Below is an excerpt from a biography of John Bates Clark included with our books.
John Bates Clark was born on January 26, 1847 in Providence, Rhode Island, U.S.A.
Clark was originated from New England Puritans and was raised in Providence, Rhode Island. His father was a modestly successful retailer in Providence, Rhode Island and later moved to Minnesota to start up a small plow business.
John Clark graduated from Amherst College, in Massachusetts, at the age of 25.
From 1872 to 1875, John Clark attended the University of Zurich and the University of Heidelberg where he studied under Karl Knies.
Returning to the United States, John Clark married Myra Smith and joined the faculty of Carleton College.
John Clark wrote the essays that later became The Philosophy of Wealth during the tenure at Carleton College.

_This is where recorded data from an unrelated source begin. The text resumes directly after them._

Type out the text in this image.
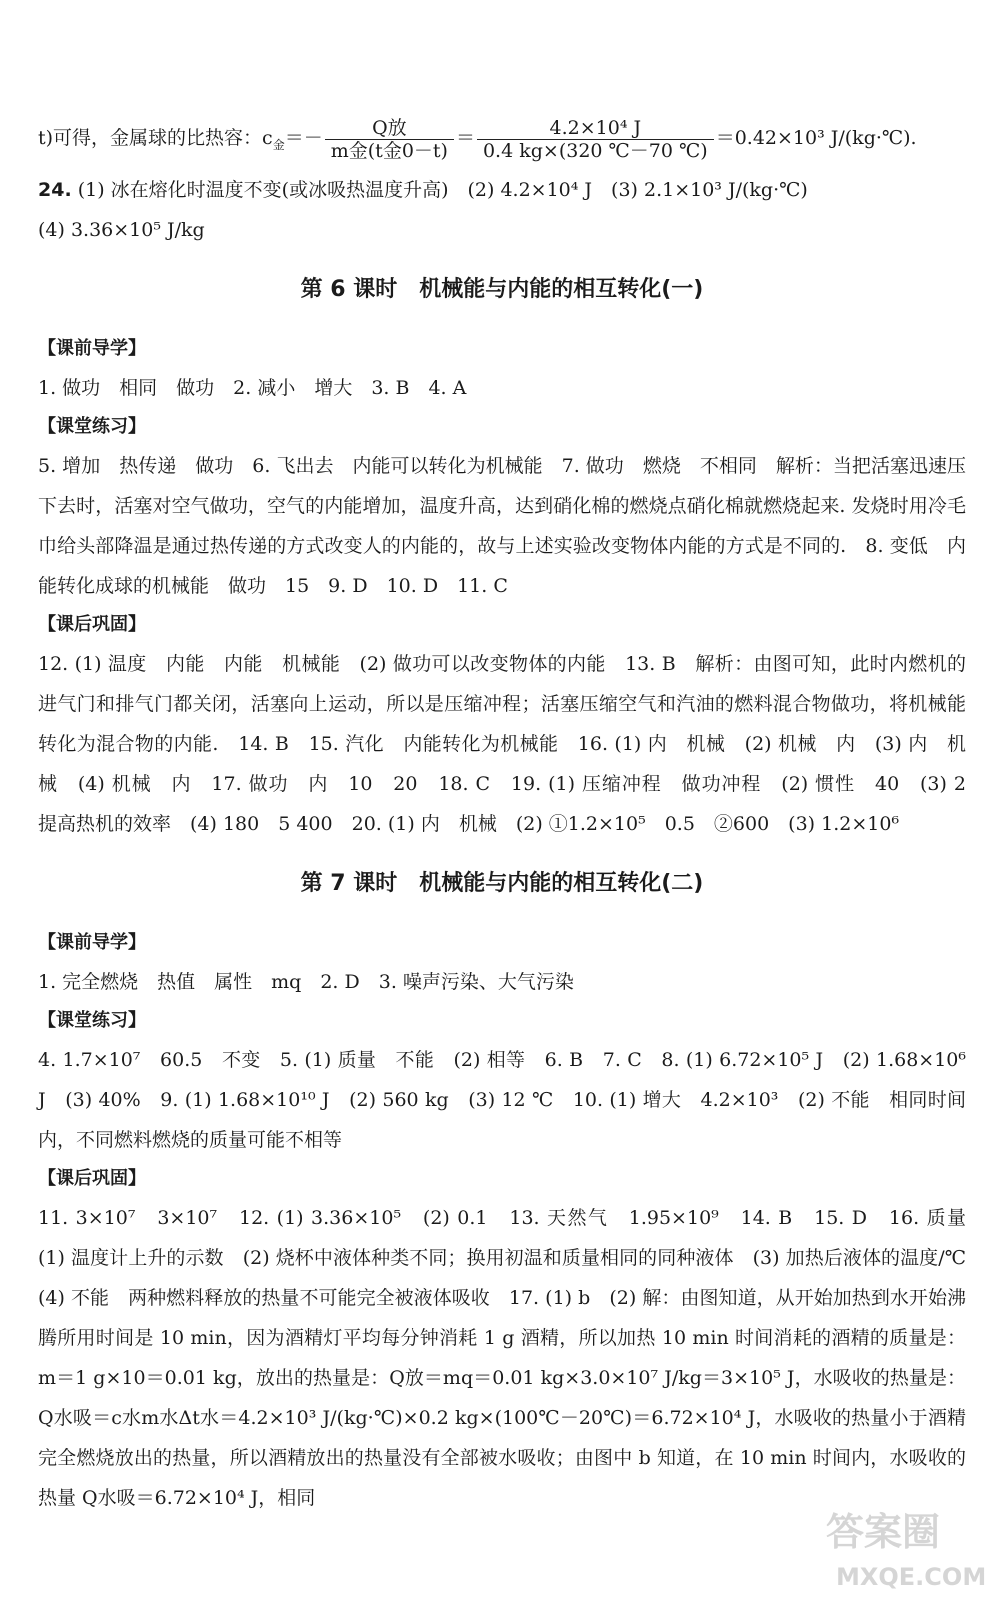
t)可得，金属球的比热容：$c_金=- \frac{\text{Q放}}{\text{m金(t金0－t)}} = \frac{\text{4.2×10⁴ J}}{0.4 kg\times(320 ℃-70 ℃)} =0.42\times 10^3$ J/(kg·℃).

24. (1) 冰在熔化时温度不变(或冰吸热温度升高)　(2) 4.2×10⁴ J　(3) 2.1×10³ J/(kg·℃)

(4) 3.36×10⁵ J/kg

第 6 课时　机械能与内能的相互转化(一)

【课前导学】

1. 做功　相同　做功　2. 减小　增大　3. B　4. A

【课堂练习】

5. 增加　热传递　做功　6. 飞出去　内能可以转化为机械能　7. 做功　燃烧　不相同　解析：当把活塞迅速压下去时，活塞对空气做功，空气的内能增加，温度升高，达到硝化棉的燃烧点硝化棉就燃烧起来. 发烧时用冷毛巾给头部降温是通过热传递的方式改变人的内能的，故与上述实验改变物体内能的方式是不同的.　8. 变低　内能转化成球的机械能　做功　15　9. D　10. D　11. C

【课后巩固】

12. (1) 温度　内能　内能　机械能　(2) 做功可以改变物体的内能　13. B　解析：由图可知，此时内燃机的进气门和排气门都关闭，活塞向上运动，所以是压缩冲程；活塞压缩空气和汽油的燃料混合物做功，将机械能转化为混合物的内能.　14. B　15. 汽化　内能转化为机械能　16. (1) 内　机械　(2) 机械　内　(3) 内　机械　(4) 机械　内　17. 做功　内　10　20　18. C　19. (1) 压缩冲程　做功冲程　(2) 惯性　40　(3) 2　提高热机的效率　(4) 180　5 400　20. (1) 内　机械　(2) ①1.2×10⁵　0.5　②600　(3) 1.2×10⁶

第 7 课时　机械能与内能的相互转化(二)

【课前导学】

1. 完全燃烧　热值　属性　mq　2. D　3. 噪声污染、大气污染

【课堂练习】

4. 1.7×10⁷　60.5　不变　5. (1) 质量　不能　(2) 相等　6. B　7. C　8. (1) 6.72×10⁵ J　(2) 1.68×10⁶ J　(3) 40%　9. (1) 1.68×10¹⁰ J　(2) 560 kg　(3) 12 ℃　10. (1) 增大　4.2×10³　(2) 不能　相同时间内，不同燃料燃烧的质量可能不相等

【课后巩固】

11. 3×10⁷　3×10⁷　12. (1) 3.36×10⁵　(2) 0.1　13. 天然气　1.95×10⁹　14. B　15. D　16. 质量　(1) 温度计上升的示数　(2) 烧杯中液体种类不同；换用初温和质量相同的同种液体　(3) 加热后液体的温度/℃　(4) 不能　两种燃料释放的热量不可能完全被液体吸收　17. (1) b　(2) 解：由图知道，从开始加热到水开始沸腾所用时间是 10 min，因为酒精灯平均每分钟消耗 1 g 酒精，所以加热 10 min 时间消耗的酒精的质量是：m＝1 g×10＝0.01 kg，放出的热量是：Q放＝mq＝0.01 kg×3.0×10⁷ J/kg＝3×10⁵ J，水吸收的热量是：Q水吸＝c水m水Δt水＝4.2×10³ J/(kg·℃)×0.2 kg×(100℃－20℃)＝6.72×10⁴ J，水吸收的热量小于酒精完全燃烧放出的热量，所以酒精放出的热量没有全部被水吸收；由图中 b 知道，在 10 min 时间内，水吸收的热量 Q水吸＝6.72×10⁴ J，相同

答案圈
MXQE.COM
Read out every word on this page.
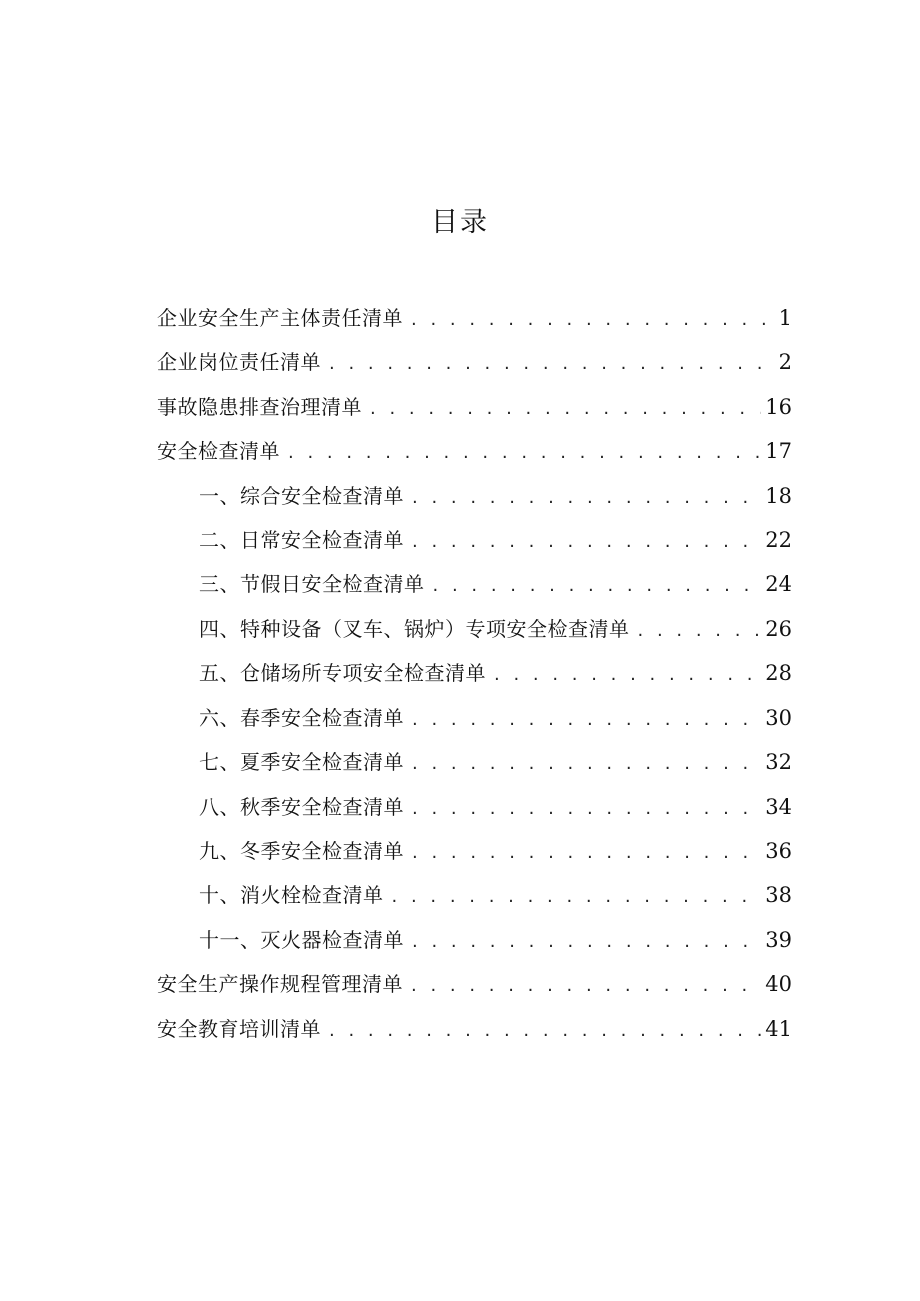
目录
企业安全生产主体责任清单 . . .	1
企业岗位责任清单 . . .	2
事故隐患排查治理清单 . . .	16
安全检查清单 . . .	17
一、综合安全检查清单 . . .	18
二、日常安全检查清单 . . .	22
三、节假日安全检查清单 . . .	24
四、特种设备（叉车、锅炉）专项安全检查清单 . . .	26
五、仓储场所专项安全检查清单 . . .	28
六、春季安全检查清单 . . .	30
七、夏季安全检查清单 . . .	32
八、秋季安全检查清单 . . .	34
九、冬季安全检查清单 . . .	36
十、消火栓检查清单 . . .	38
十一、灭火器检查清单 . . .	39
安全生产操作规程管理清单 . . .	40
安全教育培训清单 . . .	41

His most brilliant student at Carleton was Thorstein Veblen.
In 1881 Clark went to Smith College where he taught economics until 1893.
John Clark was active in forming the American Economic Association in 1885 and was its third president. During this time at Smith College, he formed a lifelong friendship with Franklin H. Giddings.
John Clark presented his marginal productivity theory at the session of the American Economic Association. From 1893 to 1895 he taught full-time at Amherst. Clark also lectured at Johns Hopkins, and in 1895 he joined the faculty of political science at Columbia University. His more mature works appeared while he was at Columbia.
After the Carnegie Endowment for International Peace was established, John Clark was chosen, in 1911, to head its division of economics and history. This post he held until his final retirement in 1923, continuing limited lecturing in economics at Columbia.
John Clark published his famous Distribution of Wealth in 1899 and Essentials of Economic Theory published in 1907.
John Clark published two small but influential volumes, The Control of Trusts in 1901 and The Problem of Monopoly in 1904. His ideas in the two books were reflected in the part of the antitrust legislation of 1914 that included the prohibition of unfair competition and in the establishment of a Fair Trade Commission.
Clark’s last publication was A Tender of Peace in 1935 and was a brief plea for a League of Nations with sufficient power and resolution to enforce peace.
Clark died at 91 in March 1938, the year before World War II. After his death, The John Bates Clark Medal, one of the most prestigious awards in the field of economics, is named after him by the American Economic Association.
John Bates Clark Medal next to Noble Prize Medal for Economics is one of the most prestigious awards in the field of economics.